The symptoms are recognizable. Once the team sees the pattern, the cause and fix follow.
Cause
The cause is usually a misconfigured liveness probe. The probe fires before the application is ready; Kubernetes restarts the pod; the cycle continues.
- Liveness fails before startup completes.: The application takes some time to start. The liveness probe is configured to start checking too early; the application has not started yet; the probe fails; Kubernetes restarts.
- Or downstream check that is always failing.: Some liveness probes check downstream dependencies. If the dependency is unavailable, the probe fails; the pod restarts; restarting does not fix the dependency.
- Probe is too sensitive.: The liveness probe might be too sensitive to transient issues. Brief network blips cause the probe to fail; the pod restarts; legitimate transient issues become outages.
- Liveness vs readiness confusion.: Sometimes the team uses liveness when they meant readiness. Readiness gates traffic; liveness restarts the pod; the wrong choice produces restart loops.
- Investigation flow.: Check the liveness probe configuration; check the application's actual startup behavior; identify the mismatch; apply the fix.
Understanding the cause is the foundation. Without it, fixes are speculative.
Fix
The fixes are well-known. Startup probe to allow startup time; liveness initial delay; sometimes disabling liveness entirely.
- Add startup probe.: The startup probe runs only at startup. While the startup probe is active, the liveness probe is suspended. The application has time to start; the liveness probe activates only after startup completes.
- Increase liveness initial delay.: The initialDelaySeconds field on the liveness probe specifies how long to wait before checking. Increasing it gives the application time to start; the probe checks only after startup is reasonable.

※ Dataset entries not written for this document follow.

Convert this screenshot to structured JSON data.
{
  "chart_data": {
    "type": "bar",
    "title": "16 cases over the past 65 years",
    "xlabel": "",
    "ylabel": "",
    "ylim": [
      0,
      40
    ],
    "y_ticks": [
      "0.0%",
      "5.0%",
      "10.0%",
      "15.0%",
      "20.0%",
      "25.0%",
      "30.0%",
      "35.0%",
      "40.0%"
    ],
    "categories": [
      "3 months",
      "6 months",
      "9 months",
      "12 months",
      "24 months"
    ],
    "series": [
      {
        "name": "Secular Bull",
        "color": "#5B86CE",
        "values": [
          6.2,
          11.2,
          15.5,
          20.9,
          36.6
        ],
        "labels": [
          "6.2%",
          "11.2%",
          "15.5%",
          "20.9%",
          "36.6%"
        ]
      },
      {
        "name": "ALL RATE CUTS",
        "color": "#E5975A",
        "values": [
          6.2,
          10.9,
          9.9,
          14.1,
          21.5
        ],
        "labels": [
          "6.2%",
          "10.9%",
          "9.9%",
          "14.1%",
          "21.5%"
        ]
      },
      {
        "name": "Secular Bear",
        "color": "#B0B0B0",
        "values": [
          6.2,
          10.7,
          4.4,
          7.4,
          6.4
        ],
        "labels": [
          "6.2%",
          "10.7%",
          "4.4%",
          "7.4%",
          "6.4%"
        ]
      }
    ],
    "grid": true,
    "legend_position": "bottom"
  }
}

- Disable liveness if startup is the only issue.: Some applications do not benefit from liveness probes. They self-recover without restart; the liveness probe just produces unnecessary restart loops; removing the probe eliminates the loop.
- Test the fix.: The team verifies the fix works. The application starts correctly; the liveness probe does not produce restarts; the pod stays up.

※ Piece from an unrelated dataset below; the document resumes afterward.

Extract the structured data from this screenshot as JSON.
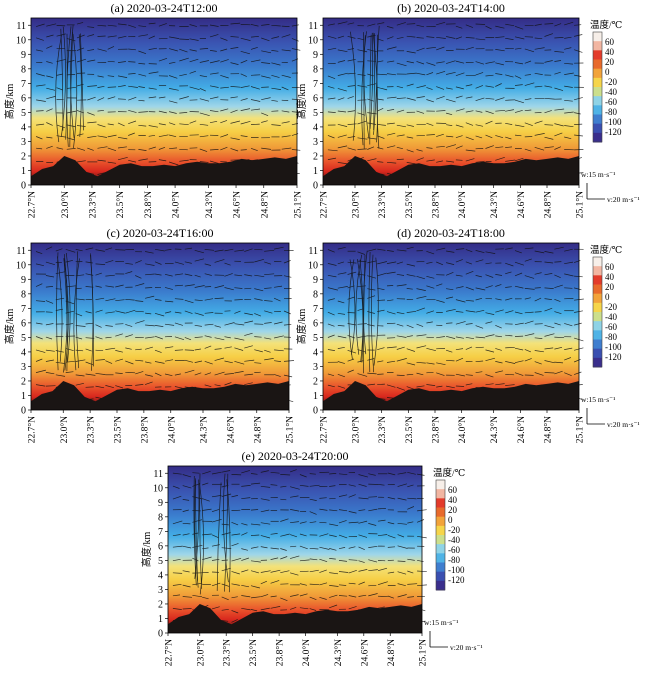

- Document the pattern.: The team's runbooks include this pattern. Future encounters of the same symptom produce faster diagnosis; the institutional knowledge is preserved.
Liveness restart loops is one of those Kubernetes operational patterns that pays off when recognized. Nova AI Ops integrates with cluster pod telemetry, surfaces restart patterns, and supports the team's diagnosis discipline.